The acting of the movie was solid. Neither of the main characters were a particularly challenging role, in my opinion, however Rachel McAdams and Eric Bana embraced the roles and made them enjoyable, though it certainly does not hurt that they are both attractive to look at. McAdams is born to play these beautiful, intelligent, loving characters. It was also great to see Ron Livingston (who played a friend of the couple). Though his role was not large, he always puts a smile on my face, as I have nothing but fond memories of Office Space.

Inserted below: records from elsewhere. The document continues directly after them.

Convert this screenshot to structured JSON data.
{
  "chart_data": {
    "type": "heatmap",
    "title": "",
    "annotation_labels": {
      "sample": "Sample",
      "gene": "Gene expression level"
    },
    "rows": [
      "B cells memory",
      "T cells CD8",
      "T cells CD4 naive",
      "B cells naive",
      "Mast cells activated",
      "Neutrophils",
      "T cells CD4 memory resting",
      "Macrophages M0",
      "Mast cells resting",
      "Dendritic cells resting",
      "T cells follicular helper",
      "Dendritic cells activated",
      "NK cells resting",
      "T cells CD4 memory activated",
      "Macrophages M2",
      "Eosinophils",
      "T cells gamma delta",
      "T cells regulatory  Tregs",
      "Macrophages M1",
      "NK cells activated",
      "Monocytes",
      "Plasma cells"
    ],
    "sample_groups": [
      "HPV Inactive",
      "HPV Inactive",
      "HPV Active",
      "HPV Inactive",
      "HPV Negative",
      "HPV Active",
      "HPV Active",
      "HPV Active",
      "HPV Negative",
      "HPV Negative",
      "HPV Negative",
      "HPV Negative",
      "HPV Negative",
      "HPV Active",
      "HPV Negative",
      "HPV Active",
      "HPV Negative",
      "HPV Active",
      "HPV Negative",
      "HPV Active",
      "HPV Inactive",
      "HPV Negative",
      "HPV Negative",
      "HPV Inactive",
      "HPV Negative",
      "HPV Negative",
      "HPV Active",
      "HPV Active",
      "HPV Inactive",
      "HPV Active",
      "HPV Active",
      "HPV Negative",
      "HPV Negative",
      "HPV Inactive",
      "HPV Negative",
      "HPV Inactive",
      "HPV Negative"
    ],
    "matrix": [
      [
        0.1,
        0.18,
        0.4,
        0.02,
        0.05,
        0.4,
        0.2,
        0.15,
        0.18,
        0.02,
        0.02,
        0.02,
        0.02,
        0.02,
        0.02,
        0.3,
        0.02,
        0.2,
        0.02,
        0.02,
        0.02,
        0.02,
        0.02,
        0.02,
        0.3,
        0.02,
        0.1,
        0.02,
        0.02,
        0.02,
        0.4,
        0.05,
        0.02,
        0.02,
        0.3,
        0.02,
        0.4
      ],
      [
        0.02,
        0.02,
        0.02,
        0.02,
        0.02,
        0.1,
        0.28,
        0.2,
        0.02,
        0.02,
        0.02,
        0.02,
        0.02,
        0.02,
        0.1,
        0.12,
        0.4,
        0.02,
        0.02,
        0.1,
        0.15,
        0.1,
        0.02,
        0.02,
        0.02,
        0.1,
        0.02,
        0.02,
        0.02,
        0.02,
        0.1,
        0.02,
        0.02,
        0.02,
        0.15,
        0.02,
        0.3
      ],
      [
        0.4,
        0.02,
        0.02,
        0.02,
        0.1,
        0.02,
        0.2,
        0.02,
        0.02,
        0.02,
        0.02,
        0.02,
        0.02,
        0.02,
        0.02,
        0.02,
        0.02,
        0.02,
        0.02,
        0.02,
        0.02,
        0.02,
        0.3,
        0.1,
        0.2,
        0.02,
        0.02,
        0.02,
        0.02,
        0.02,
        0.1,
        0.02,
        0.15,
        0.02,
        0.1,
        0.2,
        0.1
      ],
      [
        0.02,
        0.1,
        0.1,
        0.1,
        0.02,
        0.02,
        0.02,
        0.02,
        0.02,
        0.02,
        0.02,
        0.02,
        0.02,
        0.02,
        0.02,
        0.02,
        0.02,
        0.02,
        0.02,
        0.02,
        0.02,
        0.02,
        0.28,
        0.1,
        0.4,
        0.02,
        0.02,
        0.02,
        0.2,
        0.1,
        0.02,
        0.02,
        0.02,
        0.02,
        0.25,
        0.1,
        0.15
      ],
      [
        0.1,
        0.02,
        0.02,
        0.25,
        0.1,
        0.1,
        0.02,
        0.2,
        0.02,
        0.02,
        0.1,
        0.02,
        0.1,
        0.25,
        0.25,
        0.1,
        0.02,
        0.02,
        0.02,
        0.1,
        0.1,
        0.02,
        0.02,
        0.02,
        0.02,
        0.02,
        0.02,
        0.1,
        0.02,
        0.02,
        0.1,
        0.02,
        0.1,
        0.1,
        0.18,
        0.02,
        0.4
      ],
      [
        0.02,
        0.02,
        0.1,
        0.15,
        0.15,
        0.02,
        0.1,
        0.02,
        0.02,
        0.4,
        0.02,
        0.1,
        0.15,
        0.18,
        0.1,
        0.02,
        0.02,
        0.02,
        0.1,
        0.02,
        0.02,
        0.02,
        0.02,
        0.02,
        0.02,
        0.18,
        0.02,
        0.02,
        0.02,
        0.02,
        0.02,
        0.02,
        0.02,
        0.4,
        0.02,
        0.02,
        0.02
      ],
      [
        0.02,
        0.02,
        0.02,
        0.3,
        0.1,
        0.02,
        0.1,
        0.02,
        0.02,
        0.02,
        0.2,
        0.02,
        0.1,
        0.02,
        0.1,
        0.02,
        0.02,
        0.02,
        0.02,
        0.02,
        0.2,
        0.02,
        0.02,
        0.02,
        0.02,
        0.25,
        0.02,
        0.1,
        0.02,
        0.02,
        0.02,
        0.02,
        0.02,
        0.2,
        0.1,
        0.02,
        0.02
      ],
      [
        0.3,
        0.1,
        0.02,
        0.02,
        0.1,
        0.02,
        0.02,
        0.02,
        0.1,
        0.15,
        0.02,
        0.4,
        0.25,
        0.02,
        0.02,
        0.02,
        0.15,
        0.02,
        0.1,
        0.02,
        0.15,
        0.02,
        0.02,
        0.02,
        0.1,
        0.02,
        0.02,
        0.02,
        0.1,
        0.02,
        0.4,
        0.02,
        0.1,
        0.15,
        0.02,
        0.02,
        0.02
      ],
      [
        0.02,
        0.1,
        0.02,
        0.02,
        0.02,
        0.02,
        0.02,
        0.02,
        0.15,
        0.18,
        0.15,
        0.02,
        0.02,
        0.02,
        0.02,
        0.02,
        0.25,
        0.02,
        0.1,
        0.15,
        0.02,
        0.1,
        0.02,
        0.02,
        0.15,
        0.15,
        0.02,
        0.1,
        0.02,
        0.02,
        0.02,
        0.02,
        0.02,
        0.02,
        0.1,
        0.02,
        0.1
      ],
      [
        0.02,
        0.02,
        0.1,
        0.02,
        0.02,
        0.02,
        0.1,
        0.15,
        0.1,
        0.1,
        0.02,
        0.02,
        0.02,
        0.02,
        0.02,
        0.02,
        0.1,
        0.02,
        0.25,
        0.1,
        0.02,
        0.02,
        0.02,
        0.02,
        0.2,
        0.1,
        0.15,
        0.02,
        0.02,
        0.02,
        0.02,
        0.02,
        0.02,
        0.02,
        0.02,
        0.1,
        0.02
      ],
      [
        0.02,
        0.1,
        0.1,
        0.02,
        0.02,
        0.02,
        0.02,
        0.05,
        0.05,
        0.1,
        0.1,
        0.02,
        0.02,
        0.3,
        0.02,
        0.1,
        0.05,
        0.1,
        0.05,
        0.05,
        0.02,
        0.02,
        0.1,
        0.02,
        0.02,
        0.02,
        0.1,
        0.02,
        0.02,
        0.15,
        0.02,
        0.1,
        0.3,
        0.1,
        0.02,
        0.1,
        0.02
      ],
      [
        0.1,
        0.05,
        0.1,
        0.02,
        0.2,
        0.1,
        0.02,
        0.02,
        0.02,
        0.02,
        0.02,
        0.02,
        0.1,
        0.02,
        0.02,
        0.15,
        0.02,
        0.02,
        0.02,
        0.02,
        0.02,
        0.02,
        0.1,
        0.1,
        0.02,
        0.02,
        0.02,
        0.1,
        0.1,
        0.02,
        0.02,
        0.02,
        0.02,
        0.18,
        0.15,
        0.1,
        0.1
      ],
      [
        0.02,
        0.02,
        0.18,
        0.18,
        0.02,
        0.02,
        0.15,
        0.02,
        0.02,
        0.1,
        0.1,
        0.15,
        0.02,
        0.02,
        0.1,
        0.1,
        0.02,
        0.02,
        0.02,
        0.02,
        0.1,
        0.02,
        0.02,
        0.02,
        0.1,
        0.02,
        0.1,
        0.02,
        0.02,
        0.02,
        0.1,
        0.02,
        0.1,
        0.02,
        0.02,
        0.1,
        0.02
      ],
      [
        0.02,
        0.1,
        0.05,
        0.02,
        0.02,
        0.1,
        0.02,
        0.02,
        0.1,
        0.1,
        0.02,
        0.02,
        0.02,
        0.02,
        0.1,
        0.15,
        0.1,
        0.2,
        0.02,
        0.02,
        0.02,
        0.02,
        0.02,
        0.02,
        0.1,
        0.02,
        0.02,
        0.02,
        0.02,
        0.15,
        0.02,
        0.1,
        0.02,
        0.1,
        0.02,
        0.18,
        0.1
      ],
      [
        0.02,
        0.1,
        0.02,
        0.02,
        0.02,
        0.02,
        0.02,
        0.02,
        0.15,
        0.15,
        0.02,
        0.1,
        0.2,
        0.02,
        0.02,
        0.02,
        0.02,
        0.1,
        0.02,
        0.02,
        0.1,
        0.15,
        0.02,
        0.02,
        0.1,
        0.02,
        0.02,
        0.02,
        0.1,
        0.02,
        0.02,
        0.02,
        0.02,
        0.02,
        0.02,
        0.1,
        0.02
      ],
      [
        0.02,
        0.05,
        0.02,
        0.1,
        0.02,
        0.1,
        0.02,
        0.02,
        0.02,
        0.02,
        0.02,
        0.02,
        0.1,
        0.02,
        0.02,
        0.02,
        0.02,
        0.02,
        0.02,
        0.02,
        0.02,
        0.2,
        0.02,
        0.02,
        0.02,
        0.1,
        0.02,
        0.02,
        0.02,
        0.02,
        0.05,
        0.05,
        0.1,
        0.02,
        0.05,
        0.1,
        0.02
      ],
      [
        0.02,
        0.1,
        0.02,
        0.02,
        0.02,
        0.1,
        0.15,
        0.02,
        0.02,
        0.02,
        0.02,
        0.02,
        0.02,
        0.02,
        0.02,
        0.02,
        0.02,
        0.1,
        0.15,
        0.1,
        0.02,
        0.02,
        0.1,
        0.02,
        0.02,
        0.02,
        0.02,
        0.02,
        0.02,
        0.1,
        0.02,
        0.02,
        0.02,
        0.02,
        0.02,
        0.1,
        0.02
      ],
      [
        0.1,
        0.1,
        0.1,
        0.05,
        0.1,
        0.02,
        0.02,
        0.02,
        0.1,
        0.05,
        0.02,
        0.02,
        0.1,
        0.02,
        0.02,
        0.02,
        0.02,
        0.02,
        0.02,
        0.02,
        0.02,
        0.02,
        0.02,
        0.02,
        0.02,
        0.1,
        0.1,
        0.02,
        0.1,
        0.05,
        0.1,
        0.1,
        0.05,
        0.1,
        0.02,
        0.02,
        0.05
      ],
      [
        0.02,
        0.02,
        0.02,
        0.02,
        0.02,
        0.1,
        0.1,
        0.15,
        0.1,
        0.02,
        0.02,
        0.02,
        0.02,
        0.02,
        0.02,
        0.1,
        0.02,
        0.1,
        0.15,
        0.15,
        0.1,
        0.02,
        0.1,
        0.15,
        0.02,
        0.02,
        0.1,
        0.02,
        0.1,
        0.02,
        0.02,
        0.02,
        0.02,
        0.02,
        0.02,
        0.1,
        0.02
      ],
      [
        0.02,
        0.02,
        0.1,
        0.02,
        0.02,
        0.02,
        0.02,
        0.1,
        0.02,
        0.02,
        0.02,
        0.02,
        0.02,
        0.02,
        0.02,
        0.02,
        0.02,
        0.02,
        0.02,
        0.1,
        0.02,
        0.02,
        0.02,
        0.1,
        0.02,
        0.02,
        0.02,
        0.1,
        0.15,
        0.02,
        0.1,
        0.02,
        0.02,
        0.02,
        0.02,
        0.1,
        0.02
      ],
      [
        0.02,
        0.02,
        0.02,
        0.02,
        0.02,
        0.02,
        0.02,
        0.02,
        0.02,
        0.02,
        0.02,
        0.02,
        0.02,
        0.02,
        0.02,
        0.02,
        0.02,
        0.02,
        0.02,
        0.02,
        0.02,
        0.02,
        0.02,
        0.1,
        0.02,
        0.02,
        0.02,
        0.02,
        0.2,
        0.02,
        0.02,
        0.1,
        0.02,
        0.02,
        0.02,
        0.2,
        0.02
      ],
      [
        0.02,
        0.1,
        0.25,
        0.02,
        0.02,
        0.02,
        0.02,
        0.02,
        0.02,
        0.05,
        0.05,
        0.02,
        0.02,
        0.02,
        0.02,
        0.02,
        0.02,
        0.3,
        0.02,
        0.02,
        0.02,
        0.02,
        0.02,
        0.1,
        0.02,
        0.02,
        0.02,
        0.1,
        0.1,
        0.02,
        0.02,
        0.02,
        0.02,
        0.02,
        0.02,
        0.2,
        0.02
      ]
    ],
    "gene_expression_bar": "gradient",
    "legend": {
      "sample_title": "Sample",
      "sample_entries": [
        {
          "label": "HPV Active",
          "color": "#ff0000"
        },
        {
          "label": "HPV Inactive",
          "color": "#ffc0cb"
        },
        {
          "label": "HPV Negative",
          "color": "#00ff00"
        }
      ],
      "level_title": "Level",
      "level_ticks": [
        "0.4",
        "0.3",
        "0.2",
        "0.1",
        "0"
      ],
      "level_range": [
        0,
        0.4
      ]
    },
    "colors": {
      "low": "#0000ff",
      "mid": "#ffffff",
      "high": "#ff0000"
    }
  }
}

The direction and flow of the movie was decent. It was not out of the ordinary, if I am being truthful, but it did not leave me confused or wondering what had just happened. As I mention earlier, at times it did feel as though as the pacing was a bit slow, but when it comes to time travel, better slow and clear, than quickly and confusing. Speaking of the time travel aspect of the movie; I thought this was particularly well done. Whether the credit goes to the directory, screenwriter or author, it was easy to follow and understand. Often with time travel there are major gaps in the plot, or paradoxes develop that cannot be explained, creating confusion and misunderstand. With this story, it was always perfectly clear, even if it a bit unrealistic at times. One particular touch that seemed perfect and made complete sense when traveling through time? No clothes. When Henry would travel his clothes would be left behind and he would reappear butt-naked (if you enjoy Eric Bana’s butt then this is perfect for you). It was the small things like that which made this movie enjoyable.
Overall I give this move a B+. While it had its slow moments, at the end of the movie I can say that it was a 107 minutes well spent and enjoyed. It’s re-watch value is relatively low, but for a movie night from Netflix, well worth it. But beware, this movie is not for everyone. It is not a romantic comedy, in fact there is very little comedy in the entire movie. It has very little action, and the only nudity is male buttocks. It is not fast paced. It is a straight up drama that is meant to tear at your heartstrings. If you do not like crying, don’t watch it, because I guarantee you will need that box of tissues by the end.